Mr. v. Schindler:
Here the Paquett for the Russian Embassy, please look after it at once, moreover say that I shall soon visit him in person, inasmuch as it hurts me that lack of confidence has been felt in me and I thank God I am in a position to prove that I do not deserve it in any way nor will my honor permit it.[75]
Prince Galitzin’s Subscription
Prince Galitzin, who had already expressed his delight in the new work and who had also been invited to subscribe, suggested that the Mass be published by popular subscription at four or five ducats, as there were not many amateurs who could afford to pay 50 ducats for a written copy. “All that I can do,” the Prince writes in conclusion, “is to beg you to put me down among your subscribers and to send me a copy as soon as possible so that I may produce it at a concert for the benefit of the widows of musicians which takes place annually near Christmas.” Plainly, this was a subscription in the existing category; there was no other, and Beethoven, in view of the invitation to the courts, could not at once entertain the subject of a popular subscription for a printed edition. Galitzin also accedes to a request which had obviously been made to him when the invitation was extended, that the 50 ducats already deposited in Vienna by him for a quartet be applied to the account of the Mass. He writes on September 23 (October 3): “I have just received your letter of the 17th and hasten to answer that I have instructed the house of Henikstein to pay you immediately the 50 ducats which I fancied had long ago been placed at your disposal.” The bankers Henikstein sent the Prince Beethoven’s receipt for the 50 ducats “which we paid to him on the order and account of Your Highness as fee for the Mass which we have forwarded through the High State Chancellary.” The score was in the hands of Prince Galitzin on November 29, but the performance which he had projected did not take place until April 6, 1824. It was the first performance of the Mass anywhere, and Galitzin wrote an enthusiastic account of it to Beethoven under date of April 8.[76]
A special invitation to subscribe to the Mass was not extended to the Austrian court for reasons which, no doubt, were understood between Beethoven and Archduke Rudolph and which may have been connected with efforts which were making at the time to secure a court appointment for the composer. At the request of Artaria, however, an invitation was sent to Prince Paul Esterhazy.
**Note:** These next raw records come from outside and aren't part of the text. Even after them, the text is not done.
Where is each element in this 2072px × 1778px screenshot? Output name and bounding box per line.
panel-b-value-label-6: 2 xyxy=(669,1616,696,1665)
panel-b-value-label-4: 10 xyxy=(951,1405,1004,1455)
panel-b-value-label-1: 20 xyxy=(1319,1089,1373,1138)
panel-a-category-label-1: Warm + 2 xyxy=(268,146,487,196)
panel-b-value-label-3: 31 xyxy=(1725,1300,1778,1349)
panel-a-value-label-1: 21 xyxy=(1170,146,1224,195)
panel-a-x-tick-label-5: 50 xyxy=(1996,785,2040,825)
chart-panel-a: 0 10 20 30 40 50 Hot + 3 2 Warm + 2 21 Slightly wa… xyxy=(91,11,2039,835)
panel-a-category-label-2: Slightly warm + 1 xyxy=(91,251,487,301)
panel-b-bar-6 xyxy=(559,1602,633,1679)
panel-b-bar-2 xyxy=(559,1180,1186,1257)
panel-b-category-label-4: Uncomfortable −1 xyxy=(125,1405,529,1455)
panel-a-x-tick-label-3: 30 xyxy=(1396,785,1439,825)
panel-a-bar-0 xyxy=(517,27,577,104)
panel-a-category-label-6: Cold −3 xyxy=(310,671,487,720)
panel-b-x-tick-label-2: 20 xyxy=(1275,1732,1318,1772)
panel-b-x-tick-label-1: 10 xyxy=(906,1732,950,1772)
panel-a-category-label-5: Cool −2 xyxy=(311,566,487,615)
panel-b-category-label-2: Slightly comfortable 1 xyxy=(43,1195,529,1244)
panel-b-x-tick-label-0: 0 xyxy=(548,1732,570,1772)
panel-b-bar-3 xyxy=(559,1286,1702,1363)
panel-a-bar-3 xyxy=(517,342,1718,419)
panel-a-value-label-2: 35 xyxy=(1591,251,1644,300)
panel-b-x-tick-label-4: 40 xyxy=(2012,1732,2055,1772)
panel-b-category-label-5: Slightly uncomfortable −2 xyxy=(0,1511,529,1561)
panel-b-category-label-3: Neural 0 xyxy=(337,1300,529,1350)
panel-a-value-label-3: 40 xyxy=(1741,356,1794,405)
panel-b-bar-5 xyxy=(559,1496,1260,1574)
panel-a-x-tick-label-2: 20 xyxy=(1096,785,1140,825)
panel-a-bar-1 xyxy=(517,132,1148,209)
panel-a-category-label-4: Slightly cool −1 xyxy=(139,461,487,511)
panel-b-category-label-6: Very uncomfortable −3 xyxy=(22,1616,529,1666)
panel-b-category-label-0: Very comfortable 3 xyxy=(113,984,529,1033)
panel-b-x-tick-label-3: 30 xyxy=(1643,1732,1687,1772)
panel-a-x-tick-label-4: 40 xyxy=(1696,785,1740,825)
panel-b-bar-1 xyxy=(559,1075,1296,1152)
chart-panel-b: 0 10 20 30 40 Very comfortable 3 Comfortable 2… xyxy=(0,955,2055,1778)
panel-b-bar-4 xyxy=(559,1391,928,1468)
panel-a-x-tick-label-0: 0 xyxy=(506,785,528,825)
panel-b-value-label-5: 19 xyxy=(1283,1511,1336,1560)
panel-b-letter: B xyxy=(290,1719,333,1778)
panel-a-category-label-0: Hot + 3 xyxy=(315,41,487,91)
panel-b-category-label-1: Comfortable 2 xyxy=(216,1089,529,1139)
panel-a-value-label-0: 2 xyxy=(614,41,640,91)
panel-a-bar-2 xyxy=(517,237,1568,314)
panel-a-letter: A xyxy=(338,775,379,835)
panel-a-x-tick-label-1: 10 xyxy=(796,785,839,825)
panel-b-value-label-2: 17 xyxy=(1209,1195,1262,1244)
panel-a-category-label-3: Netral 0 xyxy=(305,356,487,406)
Beethoven had little confidence in the successful outcome of the appeal, probably with a recollection in his mind of the Prince’s attitude toward him on the occasion of the production of the Mass in C in 1807, to which he seems to refer in a letter to Schindler dated June 1:[77]
You will kindly again make inquiry of (illegible) for a report. I doubt if it will be favorable for I do not expect a good opinion from him, at least not to judge by earlier times! I think that such matters can only be successfully presented to him by women.
Beethoven’s suspicious nature had other food. On the outside of this letter he wrote:
N. B. So far as I can remember there was nothing said in the invitation to Prince Esterhazy about the Mass being distributed only in manuscript. What mischief may not result from this. I suspect that the purpose of Herr Artaria in suggesting that the Mass be offered to the Prince gratis was to enable him to steal a work of mine for the third time.